Nancy Nickerson beat me to posting a story with this same kind of premise, so if you've read hers, I think at least at the beginning that this will sound familiar. So far, it contains mild adult situations, but nothing explicit.

She'll never be mine.

Ned Nickerson sat in the cafeteria at Emerson College, scraping his fork through the gravy-soaked meatloaf, his chin in his hand. The heavy monogrammed paper next to his tray was filled with slanting feminine writing.

He couldn't even remember where she was this time. Her letter made the vaguest references, but at least it wasn't the war, the war, the war, like everything else these days. His father had been in the Great War, and he called Ned in the fraternity every night, to tell him if the draft letter had arrived.

Ned knew it was a when. Every morning when he woke, he remembered it was a when. At seven o'clock when he walked to the study to wait for his father's nightly call, his heart pounded.

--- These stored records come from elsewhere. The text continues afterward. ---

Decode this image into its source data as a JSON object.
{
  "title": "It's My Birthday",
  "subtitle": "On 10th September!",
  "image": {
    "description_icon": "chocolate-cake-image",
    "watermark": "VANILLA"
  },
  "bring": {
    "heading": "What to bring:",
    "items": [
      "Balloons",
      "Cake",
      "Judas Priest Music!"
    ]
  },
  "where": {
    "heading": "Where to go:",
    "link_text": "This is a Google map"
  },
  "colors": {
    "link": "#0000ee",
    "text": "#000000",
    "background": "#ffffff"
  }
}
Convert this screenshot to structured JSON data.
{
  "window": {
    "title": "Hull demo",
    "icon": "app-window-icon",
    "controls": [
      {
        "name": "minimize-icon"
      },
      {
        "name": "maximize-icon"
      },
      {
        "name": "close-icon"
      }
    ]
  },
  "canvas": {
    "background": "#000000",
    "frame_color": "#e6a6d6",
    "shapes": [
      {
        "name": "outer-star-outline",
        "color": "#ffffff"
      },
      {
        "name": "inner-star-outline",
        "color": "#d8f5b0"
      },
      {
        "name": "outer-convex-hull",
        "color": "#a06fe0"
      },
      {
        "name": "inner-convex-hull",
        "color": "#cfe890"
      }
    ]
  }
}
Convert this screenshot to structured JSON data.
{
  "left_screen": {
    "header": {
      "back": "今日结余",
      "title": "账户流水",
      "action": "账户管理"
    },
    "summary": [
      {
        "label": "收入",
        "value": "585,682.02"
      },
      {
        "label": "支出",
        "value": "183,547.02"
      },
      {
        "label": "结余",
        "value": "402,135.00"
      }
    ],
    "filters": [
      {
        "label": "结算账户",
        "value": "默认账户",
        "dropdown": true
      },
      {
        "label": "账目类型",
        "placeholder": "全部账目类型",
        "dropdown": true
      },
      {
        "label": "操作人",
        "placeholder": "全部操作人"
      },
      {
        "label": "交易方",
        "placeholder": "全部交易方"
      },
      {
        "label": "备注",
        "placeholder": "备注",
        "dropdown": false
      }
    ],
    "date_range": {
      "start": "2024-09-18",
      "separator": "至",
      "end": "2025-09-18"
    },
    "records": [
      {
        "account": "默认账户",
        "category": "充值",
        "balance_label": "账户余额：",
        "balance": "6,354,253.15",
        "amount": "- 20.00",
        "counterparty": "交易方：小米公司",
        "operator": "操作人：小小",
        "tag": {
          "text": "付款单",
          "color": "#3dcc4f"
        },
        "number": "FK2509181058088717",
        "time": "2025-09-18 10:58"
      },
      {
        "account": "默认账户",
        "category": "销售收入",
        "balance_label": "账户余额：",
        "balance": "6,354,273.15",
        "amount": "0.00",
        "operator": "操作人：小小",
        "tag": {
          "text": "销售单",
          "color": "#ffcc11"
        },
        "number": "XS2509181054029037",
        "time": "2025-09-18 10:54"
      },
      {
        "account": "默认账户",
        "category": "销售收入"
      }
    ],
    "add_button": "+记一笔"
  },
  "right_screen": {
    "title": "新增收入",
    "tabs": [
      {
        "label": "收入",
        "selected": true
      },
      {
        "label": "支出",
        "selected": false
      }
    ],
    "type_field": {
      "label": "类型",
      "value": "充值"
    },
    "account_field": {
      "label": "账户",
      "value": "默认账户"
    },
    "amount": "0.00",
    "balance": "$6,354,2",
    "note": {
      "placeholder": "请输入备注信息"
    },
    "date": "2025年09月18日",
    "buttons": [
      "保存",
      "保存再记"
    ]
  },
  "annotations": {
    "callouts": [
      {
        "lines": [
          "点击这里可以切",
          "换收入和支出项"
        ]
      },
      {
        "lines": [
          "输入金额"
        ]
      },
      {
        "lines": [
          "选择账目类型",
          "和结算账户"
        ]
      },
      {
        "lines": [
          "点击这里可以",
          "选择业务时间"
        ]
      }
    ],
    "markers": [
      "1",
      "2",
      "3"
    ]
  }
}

He looked down at the class ring on his hand. The heavy thick paper, lightly perfumed with her scent, caught his eye, and Ned turned to it again.

Your friend,


He was always careful to sign his letters the same way she signed hers. More than once he'd found himself ripping up an otherwise unassuming letter after he'd slipped and signed it the way he wanted. Love, forever and always.

But she'll never be mine.

He usually didn't let himself think about it, not like this. But a month ago, his best friend had received the draft letter. Twenty-four hours later, he was engaged; now, a week before his scheduled departure, his longtime girlfriend was his wife, a thin gold band around her finger and a charming smile on her face. Mike had confided after one too many drinks that maybe he'd come home after, his family already swelled to three.

Ned ran the ball of his thumb over the margin of the page. As much as he liked Jan, Jan wasn't Nancy. He couldn't imagine that Nancy would ever be one to sit at home waiting for anything. As alluring as he found the thought of her standing in some red-and-white checkered kitchen in an apron, stroking a palm over a rounded belly with a glowing smile on her face, it was as unreal as the war going on half the world away, and Ned wasn't Mike. Nancy would be no hasty wartime bride, when the letter came.

Ned folded Nancy's letter and slipped it back into its envelope, back into his bag.